After slowing sharply in 2016, activity is expected to pick up in 2017

Industrial activity, especially coal production, has undergone a marked slowdown. Operation of the Sena railway line transporting coal to the port of Beira has been suspended since the summer of 2016, following the attacks by the armed faction of the main opposition party (Renamo). However the extractive industry could feel the benefits of the new railway line linking the mines in the centre of the country with the port of Nacala, commissioned in mid-2015. Flows of foreign direct investments and finance are likely to be heavily impeded by the revelation in April 2016 of a significant amount of debt (USD 1.4 billion or about 10.7% of GDP) concealed by the government from multilateral financial institutions. In October 2016, the IMF declared its readiness to help the government renegotiate its debt with its creditors. The exchanges with funders would resume subject to a debt restructuration agreement.

The expected drop in public capital spending is, moreover, expected to put pressure on the construction sector, traditionally a major contributor to the Mozambican economy. Weak external demand and the still low prices for the country's main export commodities (aluminium and coal) are also likely to limit the contribution of exports to growth. Finally, private consumption is likely to be curbed by still high inflation, fuelled by the impact of drought on food prices, the hike in some public sector tariffs (electricity in particular) and the effects of the depreciation of the metical.


Considerable efforts to control the public finances in a context of strongly rising debt

Since the sharp deterioration in the fiscal balance in 2014, the government has continued with its fiscal consolidation policy. This fiscal position may be difficult to hold, with international aid currently suspended. Even if talks with donors restart, government guarantees on loans to state-owned enterprises increases the risk of sovereign default.

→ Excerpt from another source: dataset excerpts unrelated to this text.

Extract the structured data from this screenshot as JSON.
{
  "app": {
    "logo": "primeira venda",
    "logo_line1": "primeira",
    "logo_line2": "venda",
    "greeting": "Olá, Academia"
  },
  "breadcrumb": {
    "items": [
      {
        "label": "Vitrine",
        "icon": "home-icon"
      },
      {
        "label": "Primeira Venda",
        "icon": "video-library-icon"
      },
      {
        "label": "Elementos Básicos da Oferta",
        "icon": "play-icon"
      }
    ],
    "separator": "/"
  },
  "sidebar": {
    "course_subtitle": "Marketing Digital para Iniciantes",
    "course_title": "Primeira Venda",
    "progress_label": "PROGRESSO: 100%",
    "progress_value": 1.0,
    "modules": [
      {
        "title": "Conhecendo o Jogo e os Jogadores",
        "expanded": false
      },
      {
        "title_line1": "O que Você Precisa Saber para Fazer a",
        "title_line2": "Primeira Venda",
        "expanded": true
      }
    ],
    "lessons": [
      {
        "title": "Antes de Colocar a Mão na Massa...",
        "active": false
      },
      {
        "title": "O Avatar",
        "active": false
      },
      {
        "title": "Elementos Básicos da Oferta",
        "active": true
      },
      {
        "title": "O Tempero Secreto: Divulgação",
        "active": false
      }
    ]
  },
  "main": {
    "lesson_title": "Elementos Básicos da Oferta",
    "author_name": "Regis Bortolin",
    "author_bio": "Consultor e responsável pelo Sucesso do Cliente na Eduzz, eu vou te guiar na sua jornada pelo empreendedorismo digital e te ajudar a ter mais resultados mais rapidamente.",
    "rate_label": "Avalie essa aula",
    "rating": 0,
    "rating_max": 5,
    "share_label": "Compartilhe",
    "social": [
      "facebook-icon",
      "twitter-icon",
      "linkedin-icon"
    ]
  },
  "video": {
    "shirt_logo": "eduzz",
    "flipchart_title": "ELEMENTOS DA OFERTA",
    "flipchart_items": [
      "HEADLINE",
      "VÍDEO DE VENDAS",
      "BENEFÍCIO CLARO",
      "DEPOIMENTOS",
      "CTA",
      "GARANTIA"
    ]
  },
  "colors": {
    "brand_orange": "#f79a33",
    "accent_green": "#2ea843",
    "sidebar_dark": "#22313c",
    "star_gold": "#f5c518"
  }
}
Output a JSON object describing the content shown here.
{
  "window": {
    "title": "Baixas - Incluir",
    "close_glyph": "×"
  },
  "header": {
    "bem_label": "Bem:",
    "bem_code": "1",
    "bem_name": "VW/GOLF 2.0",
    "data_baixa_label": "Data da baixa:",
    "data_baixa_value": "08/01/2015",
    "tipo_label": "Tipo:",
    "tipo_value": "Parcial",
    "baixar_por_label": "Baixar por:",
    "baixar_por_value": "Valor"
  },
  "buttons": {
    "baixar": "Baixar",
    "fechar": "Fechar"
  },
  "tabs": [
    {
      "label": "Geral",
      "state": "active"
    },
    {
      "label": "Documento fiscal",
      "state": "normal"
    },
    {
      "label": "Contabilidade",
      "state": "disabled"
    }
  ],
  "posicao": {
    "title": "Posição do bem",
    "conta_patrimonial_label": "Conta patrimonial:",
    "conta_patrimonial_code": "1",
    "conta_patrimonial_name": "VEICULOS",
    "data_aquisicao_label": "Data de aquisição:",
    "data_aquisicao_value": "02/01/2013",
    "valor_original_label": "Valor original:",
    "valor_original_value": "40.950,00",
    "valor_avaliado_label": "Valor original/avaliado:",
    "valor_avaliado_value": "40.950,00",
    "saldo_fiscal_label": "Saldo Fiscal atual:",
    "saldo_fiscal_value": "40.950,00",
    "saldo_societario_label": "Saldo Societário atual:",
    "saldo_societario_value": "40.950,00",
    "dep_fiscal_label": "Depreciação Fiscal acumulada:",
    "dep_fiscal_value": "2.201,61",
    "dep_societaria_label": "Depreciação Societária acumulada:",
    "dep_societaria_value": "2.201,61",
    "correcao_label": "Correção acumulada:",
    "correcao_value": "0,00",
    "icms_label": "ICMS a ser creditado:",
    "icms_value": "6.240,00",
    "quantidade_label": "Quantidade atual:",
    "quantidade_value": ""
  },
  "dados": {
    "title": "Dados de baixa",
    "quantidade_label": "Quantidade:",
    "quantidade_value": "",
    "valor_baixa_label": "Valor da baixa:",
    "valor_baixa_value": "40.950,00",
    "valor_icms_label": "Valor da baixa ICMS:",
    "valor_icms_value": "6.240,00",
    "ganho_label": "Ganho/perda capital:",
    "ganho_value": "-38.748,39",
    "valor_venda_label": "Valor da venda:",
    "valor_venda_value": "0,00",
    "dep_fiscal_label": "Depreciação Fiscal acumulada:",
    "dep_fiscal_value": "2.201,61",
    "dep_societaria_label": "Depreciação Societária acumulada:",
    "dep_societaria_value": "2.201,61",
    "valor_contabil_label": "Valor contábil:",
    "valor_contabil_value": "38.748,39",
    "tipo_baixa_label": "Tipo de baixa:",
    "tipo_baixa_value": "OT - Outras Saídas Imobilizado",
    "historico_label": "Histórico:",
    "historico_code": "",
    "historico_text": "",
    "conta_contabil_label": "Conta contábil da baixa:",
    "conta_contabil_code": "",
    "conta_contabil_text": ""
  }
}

The measures intended to widen the tax base and improve tax collection, as well as efforts to rein in spending would not prevent worsening of the fiscal balance.

At the same time, public debt (mostly external) has reached record levels and the government may face difficulties to meet payments due in January 2017. The hoped-for debt restructuring, probably subject to the implementation of more extensive fiscal consolidation measures, would be positive for the country.

The high structural current account deficit, associated with the country's huge need for imported goods and services to develop its infrastructures (gas, transport) may increase in 2017. Exports of mining products will not increase in a context of weak growth in external demand and still low commodity prices. Imports will be sustained by the need for equipment, contributing to the increasing deficit. The depreciation of the metical has accelerated following the debt scandal, resulting in high imported inflation. The authorities have accordingly tightened monetary policy. These downward pressures on the currency are likely to continue due to the combination of the twin deficits, the aversion to emerging risk and the freeze on financial assistance by international organisations. Inflows of foreign direct investments are not expected to support the currency.


A worsening political situation and weak governance

Since the October 2014 parliamentary elections, Frelimo - the ruling party since 1994 - has had to contend with very lively opposition from Renamo. Tensions between the governing party and the opposition have sharpened to the point of becoming violent. Discontent within civil society remains a source of political instability, even though the government is ready to take steps should there be any unrest.

The business climate in Mozambique remains difficult. The country's performance on governance according to the World Bank index is generally below that of its main neighbours (with the exception of Zimbabwe). The country has dropped in the rankings, especially regarding the rule of law (168th out of 209 countries in 2015 compared with 129th in 2010), the fight against corruption, and, above all, political stability.